18 фруктидора французские республиканцы использовали то же средство: одного из пяти членов Директории, Бартелеми{24}, сослали в Кайенну вместе со значительным числом людей, обвиненных и уличенных в том, что они без особого восторга встретили филантропические идеи партии большинства; но этих несчастных хотя бы не унижали, с ними обращались как с побежденными врагами, но не лишали их гражданских прав. Республика отправляла их умирать в края, где воздух тлетворен для европейцев, но, губя их, чтобы от них избавиться, она не превращала их в парий общества. Что бы ни говорили о прелестях Сибири, пребывание на уральских рудниках подточило здоровье княгини Трубецкой: трудно понять, как женщина, привыкшая к благодатным краям, к роскоши большого света, смогла так долго выносить всевозможные лишения, на которые добровольно себя обрекла. Она хотела жить – и жила:· она зачала, родила, вырастила детей в местах, где долгая холодная зима, кажется, убивает всякую жизнь.

Температура опускается каждый год до тридцати шести – сорока градусов мороза: одной этой стужи довольно, чтобы истребить род человеческий… Но этой подвижнице не до погоды – ей хватает других забот.

После семи лет ссылки, увидев, что дети подрастают, она сочла своим долгом написать родным в надежде вымолить у государя императора позволение отправить детей в Петербург или какой-нибудь другой большой город, дабы они могли получить подобающее воспитание.

Прошение было подано государю, и достойный преемник Ивана IV и Петра I ответил, что дети каторжников тоже каторжники и не нуждаются в образовании.

Получив этот ответ, родные, мать, осужденный хранили молчание еще семь лет. Лишь попранные человеколюбие, честь, христианское милосердие, вера пытались вступиться за них, но совсем тихо; никто не возвысил голос, чтобы восстать против подобной «справедливости».

Однако нынче их бедственное положение стало еще тяжелее, и это исторгло последний крик из глубин бездонной пропасти.

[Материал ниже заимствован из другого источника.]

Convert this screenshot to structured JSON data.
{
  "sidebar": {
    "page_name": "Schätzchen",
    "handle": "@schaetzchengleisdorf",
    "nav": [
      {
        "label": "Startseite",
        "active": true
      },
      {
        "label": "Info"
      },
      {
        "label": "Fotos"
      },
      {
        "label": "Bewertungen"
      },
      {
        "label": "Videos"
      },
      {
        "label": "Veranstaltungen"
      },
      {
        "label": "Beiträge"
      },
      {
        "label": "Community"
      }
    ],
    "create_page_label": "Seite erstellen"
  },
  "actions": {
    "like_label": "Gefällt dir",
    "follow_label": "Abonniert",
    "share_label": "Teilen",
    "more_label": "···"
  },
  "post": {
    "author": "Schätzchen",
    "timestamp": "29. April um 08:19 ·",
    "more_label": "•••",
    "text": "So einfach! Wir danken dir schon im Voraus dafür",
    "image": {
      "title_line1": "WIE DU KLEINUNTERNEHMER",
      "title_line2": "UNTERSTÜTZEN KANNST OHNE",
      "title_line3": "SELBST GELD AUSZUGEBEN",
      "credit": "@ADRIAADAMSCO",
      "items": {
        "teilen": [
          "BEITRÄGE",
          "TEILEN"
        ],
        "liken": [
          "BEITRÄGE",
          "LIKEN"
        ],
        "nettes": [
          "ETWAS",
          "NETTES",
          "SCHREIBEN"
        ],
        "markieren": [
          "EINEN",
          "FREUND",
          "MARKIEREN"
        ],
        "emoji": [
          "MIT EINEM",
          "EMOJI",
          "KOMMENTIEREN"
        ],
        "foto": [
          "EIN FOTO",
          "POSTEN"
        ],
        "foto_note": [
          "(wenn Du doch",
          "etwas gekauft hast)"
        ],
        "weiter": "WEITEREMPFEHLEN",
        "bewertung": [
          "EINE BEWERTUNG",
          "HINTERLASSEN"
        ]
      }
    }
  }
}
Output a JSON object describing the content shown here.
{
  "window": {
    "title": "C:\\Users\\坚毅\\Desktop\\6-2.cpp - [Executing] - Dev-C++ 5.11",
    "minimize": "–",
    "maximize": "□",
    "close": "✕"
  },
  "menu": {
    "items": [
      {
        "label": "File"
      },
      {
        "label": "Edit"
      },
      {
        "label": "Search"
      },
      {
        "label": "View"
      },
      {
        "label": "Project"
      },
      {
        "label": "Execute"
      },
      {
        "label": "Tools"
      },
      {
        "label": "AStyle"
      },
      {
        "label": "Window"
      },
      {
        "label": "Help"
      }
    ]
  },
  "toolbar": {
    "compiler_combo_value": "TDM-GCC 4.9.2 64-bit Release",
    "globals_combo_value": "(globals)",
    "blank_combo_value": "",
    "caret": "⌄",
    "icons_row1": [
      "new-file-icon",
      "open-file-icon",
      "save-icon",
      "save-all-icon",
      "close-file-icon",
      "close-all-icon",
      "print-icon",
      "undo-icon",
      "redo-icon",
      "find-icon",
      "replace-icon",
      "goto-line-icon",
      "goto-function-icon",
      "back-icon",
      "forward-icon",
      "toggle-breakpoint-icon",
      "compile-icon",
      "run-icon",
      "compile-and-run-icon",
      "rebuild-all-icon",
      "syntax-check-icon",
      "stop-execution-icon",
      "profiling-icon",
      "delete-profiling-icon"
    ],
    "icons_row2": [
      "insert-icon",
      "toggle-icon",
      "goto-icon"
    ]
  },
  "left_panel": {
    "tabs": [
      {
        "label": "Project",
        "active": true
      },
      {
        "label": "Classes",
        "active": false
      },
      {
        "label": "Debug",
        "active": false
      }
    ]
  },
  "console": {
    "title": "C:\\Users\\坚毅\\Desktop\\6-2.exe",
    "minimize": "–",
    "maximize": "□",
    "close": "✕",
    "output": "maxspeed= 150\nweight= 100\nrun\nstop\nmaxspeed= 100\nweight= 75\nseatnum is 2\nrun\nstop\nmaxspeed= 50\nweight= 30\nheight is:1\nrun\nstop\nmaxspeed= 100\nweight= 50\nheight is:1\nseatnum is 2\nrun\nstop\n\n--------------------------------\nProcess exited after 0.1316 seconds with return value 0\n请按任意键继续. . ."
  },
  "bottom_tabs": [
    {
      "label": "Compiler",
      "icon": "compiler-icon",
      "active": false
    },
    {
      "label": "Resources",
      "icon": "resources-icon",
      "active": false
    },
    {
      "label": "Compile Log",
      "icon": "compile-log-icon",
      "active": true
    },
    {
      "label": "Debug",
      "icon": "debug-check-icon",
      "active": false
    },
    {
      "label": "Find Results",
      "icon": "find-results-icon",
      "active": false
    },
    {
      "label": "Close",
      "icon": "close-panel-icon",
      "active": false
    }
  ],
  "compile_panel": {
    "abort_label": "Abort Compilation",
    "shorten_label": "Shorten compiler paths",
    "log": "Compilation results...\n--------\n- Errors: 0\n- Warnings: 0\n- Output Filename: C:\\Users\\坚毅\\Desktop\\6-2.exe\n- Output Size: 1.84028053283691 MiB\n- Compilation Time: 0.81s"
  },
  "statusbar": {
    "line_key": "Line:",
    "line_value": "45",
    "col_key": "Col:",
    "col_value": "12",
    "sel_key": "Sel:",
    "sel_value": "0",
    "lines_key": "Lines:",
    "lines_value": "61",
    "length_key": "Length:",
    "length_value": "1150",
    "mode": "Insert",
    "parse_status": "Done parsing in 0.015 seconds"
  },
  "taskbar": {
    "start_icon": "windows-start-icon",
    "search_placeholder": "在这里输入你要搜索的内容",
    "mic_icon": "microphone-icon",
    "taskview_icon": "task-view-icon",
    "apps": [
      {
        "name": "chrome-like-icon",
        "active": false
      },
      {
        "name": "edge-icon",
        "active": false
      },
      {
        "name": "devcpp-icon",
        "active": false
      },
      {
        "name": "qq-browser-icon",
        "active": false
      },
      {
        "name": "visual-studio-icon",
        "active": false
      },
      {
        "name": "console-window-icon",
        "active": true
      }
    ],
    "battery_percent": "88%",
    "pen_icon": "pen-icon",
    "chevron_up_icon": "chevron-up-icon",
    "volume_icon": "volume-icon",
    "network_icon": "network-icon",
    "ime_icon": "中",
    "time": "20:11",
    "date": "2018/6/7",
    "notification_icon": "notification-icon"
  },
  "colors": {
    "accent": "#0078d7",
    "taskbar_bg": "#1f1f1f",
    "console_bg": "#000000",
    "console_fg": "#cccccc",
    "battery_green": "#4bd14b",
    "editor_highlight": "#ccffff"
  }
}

Князь отбыл свой срок на каторге, и теперь ссыльные, по слухам, должны образовать вместе со своими семьями колонию в одном из наиболее отдаленных уголков пустыни. Место их нового поселения, нарочно выбранное самим государем императором, столь глухое, что оно даже не обозначено на картах русского генерального штаба, самых точных и подробных картах, какие только существуют на свете.

Как вы понимаете, участь княгини (я говорю лишь о ней) с тех пор, как ей дозволили жить в этой глуши (заметьте, что на этом языке угнетенных, толкуемом угнетателем, дозволения нельзя не исполнить), стала еще плачевнее; в рудниках она обогревалась под землей; там по крайней мере эта мать семейства имела товарищей по несчастью, немых утешителей, свидетелей своего героизма: она встречала взгляды людей, которые видели и почтительно оплакивали ее бесславное мученичество – это обстоятельство делало его еще более возвышенным. Там находились сердца, которые в ее присутствии начинали биться сильнее; наконец, даже не имея нужды разговаривать, она не чувствовала себя одинокой, ибо сколь бы ни были жестоки правители, везде, где есть люди, есть и сострадание.

Но как разжалобить медведей, пройти сквозь дремучие леса, растопить вечные льды, одолеть топкие вересковые заросли на бесконечных болотах, защититься от лютой стужи в лачуге? Наконец, как жить с мужем и пятью детьми в сотне или больше миль от ближайшего человеческого жилья, не считая домика надзирателя, обязанного следить за поселенцами? Ведь именно это называется в Сибири колонией!..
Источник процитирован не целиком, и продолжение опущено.